The
Boston Globe features this
thoughtful and well-written piece by columnist James Carroll, and it's worth quoting at length. It highlights the bursting of another housing bubble in America during this recession: prisons. After noting the meteoric rise of incarceration -- and its related billions in costs -- in the United States after the advent of mandatory minimums and other harsh sentencing policies, Carroll gets to the meat of his argument:
But while prisons boomed, something else was happening — a trade-off. As sociologist Loic Wacquant says, the government was simultaneously slashing funds for public housing. In the 1990s, as federal corrections budgets increased by $19 billion, money for housing was cut by $17 billion, "effectively making the construction of prisons the nation’s main housing program for the poor." State budgets took their cues from Washington in a new but unspoken national consensus: poverty itself was criminalized. Although “law and order’’ was taken to be a Republican mantra, this phenomenon was fully bipartisan, as Wacquant shows, with the most ferocious growth in the incarceration of poor people occurring in the Clinton years. "Welfare as we know it" was replaced by punishment. States went prison-crazy.

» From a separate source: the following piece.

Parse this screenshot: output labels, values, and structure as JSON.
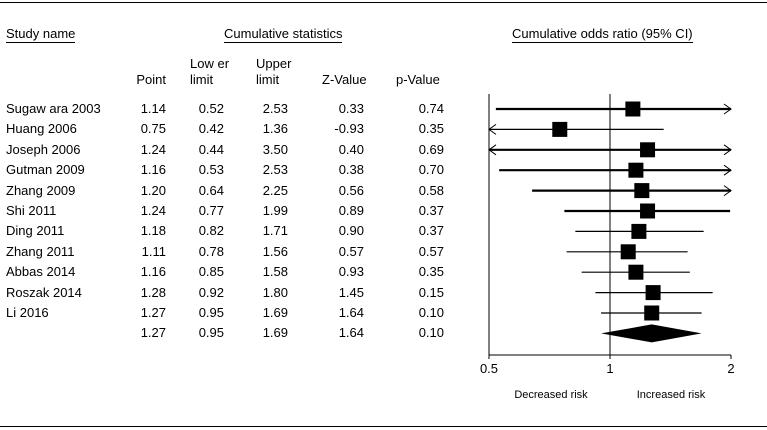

But the current fiscal crisis has blown a hole through all that razor-wire. State budgets suddenly cannot afford prison systems, which universally choke off funds for education, transportation, and infrastructure. ... [T]he whole system has become morally dubious as well. While a famously over-exuberant economy was built on the lies of bankers tied to an artificially inflated housing sector, the prison boom depended on racist and class-biased "criminology" that was, in fact, steadily debunked by penal experts. Just as irrational assumptions of "risk assessment" prompted mortgage brokers to understate the risks of home ownership, they led prosecutors, in a parallel noted by Berkeley law professor Jonathan Simon, to grossly overstate the risks to society of huge numbers of defendants. The housing bubble, Simon shows, devastated neighborhoods by littering them with abandoned properties. The prison bubble devastated neighborhoods by depriving them of fathers and husbands.

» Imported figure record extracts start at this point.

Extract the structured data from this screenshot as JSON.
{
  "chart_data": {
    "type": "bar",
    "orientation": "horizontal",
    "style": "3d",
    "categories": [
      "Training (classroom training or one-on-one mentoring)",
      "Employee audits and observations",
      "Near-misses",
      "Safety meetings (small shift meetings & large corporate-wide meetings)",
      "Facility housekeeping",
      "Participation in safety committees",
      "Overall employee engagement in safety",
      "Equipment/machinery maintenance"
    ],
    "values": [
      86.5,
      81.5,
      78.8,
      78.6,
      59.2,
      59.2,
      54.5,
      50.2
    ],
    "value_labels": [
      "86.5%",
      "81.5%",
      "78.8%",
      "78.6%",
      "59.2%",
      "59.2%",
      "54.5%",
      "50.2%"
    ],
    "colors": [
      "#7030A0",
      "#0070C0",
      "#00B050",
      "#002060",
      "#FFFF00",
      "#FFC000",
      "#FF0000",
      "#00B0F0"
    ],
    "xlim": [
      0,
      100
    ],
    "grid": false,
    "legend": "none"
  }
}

We've been watching the prison housing bubble burst all over the country in the last few years. Those popping noises you've been hearing are the result of too much prison time, too many harsh sentences, and too little sentencing discretion in the hands of judges. The real question: Will state legislatures and Congress step up and do something about it by changing our sentencing policies?
1 Comment:
We might as well revert to poorhouses.